The average inflation rate for the year 2022 was 15.1% in the Czech Republic, which is the second highest value since the creation of an independent state. The prospects for its reduction in 2023 are not yet very promising, both according to the same price stability supervisor CNB and according to Czech bosses.
This results from a study by PwC, according to which fifty-three percent of CEOs of Czech companies expect a double-digit average annual rate of inflation this year.
40% of them estimate that inflation will be between 11 and 15%, 11% of CEOs expect inflation of 16 to 20% and 2% estimate that inflation will even rise to 20%.
The rest of the survey respondents see this year’s inflation as somewhat lower. 45% of respondents assume inflation could vary between six and ten percent, three percent think inflation could vary between three and five percent. However, none of them yet believe in reaching CNB’s two percent goal.
“The directors are well aware of the situation in their companies, so the reality exceeds the statistics. This is also why it can be expected that inflation will not fall rapidly again this year. Companies will mainly have to deal with the “expensive energy, even if they will be partially relieved by the price caps. Even in 2023, however, energy will be the main driver of price growth,” said Olga Cilečková, PwC’s partner for financial risks, treasury and capital markets. capital.
Price increases will continue to be more influenced by input costs in production, with 8 out of 10 managers expecting their prices to rise further this year, despite already being significantly more expensive last year. Half of CEOs said their companies have had to raise the prices of their products by more than ten percent, and another third have even raised prices by more than fifteen percent.

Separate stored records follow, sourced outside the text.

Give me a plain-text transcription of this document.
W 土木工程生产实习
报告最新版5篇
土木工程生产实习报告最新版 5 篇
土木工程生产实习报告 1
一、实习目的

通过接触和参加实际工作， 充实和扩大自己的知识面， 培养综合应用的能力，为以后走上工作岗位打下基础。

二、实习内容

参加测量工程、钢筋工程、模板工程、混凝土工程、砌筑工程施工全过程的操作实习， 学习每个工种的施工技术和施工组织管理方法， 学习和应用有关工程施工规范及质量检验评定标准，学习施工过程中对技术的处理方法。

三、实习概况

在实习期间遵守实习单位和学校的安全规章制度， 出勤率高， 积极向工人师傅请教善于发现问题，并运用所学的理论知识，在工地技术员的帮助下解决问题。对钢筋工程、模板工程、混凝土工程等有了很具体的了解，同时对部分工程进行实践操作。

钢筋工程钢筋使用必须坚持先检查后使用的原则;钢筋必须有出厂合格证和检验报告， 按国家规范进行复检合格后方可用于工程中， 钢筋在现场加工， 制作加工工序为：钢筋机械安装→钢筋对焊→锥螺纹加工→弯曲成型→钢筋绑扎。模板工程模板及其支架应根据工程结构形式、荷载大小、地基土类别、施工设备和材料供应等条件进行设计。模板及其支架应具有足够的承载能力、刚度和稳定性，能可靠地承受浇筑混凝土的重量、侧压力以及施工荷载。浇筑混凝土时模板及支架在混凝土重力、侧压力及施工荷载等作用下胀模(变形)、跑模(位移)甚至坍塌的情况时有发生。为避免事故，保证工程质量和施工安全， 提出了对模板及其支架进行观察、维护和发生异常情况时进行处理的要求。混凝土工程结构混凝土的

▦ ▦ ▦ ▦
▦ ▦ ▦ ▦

Inflation expectations among Czech leaders are thus well above the two percent target the CNB wants to reduce inflation to. But even the central bank itself does not expect to be successful this year.
According to CNB forecasts, inflation will peak in January and February of this year, before slowing down and falling below 10 percent in the second half of the year. In a year’s time, in January 2024, according to CNB Deputy Governor Eva Zamrazilová, it could already “start with a three” and approach the two percent range plus or minus one percentage point.
However, bank board member Tomáš Holub is not so optimistic. “What is at stake now is whether we will land relatively smoothly without further monetary policy action on the 2% target in 2024, or whether there is a risk that inflation will stabilize at uncomfortably high single-digits.” I have some concern, I would prefer to see a slightly tighter setting of monetary policy, just to prevent that,” CT Otázky Václav Moravec said on the discussion program.
The Czech Republic is doomed to recession, warn the heads of big companies
According to a survey by PwC, most CEOs fear the Czech Republic will face a recession this year.
“Only nine percent of the top professionals think we will avoid a recession. CEOs see the problems high inflation and expensive energy prices are causing for their companies. Several companies will reduce or completely stop production in the winter months and they will try to save money. This will most likely lead to a decline in GDP,” comments Jiří Moser, managing partner of PwC Czech Republic, on the survey results.
It is therefore possible that this year will also be challenging for domestic companies, as last year, together with 2020, was already one of the most difficult periods for 40% of respondents.
In the Eurozone, opinions differ
Although the European Central Bank will not publish a report on the opinions of citizens of the Eurozone until this Thursday, it can already be said that they are more optimistic in the west and south of the Union.
In three of the four largest economies of the Eurozone (Germany, Spain and Italy), according to a report by the European Commission, fears about inflation remain average and tend to decrease, while the French are more concerned about prices than usual and the same mood prevails among Croatians, who introduced the euro in January this year and there the price jump, which was solved by the government there.
Germans remain relatively wary of inflation, which may be due to, among other things, the way inflation destroyed the German economy a hundred years ago, according to Bloomberg. On the other hand, the recent price hike here has eased considerably thanks to a government-imposed cap on gas prices and a surprisingly warm winter.
Spain is currently fighting high prices with a package of measures worth 10 billion euros. This year should push for a gradual reduction in prices. Fuel subsidies have been abolished here, but Prime Minister Pedro Sanchez has introduced tax breaks on staple food items to moderate food inflation, which hovers around 15%.
Italians are the most concerned about the impact of the ECB rate hike on economic growth and the state’s ability to finance public debt, despite their inflation being among the fastest. The government here has spent around €75 billion to protect households and businesses from the worst rise in energy prices, including tax cuts and fuel discounts at the pumps.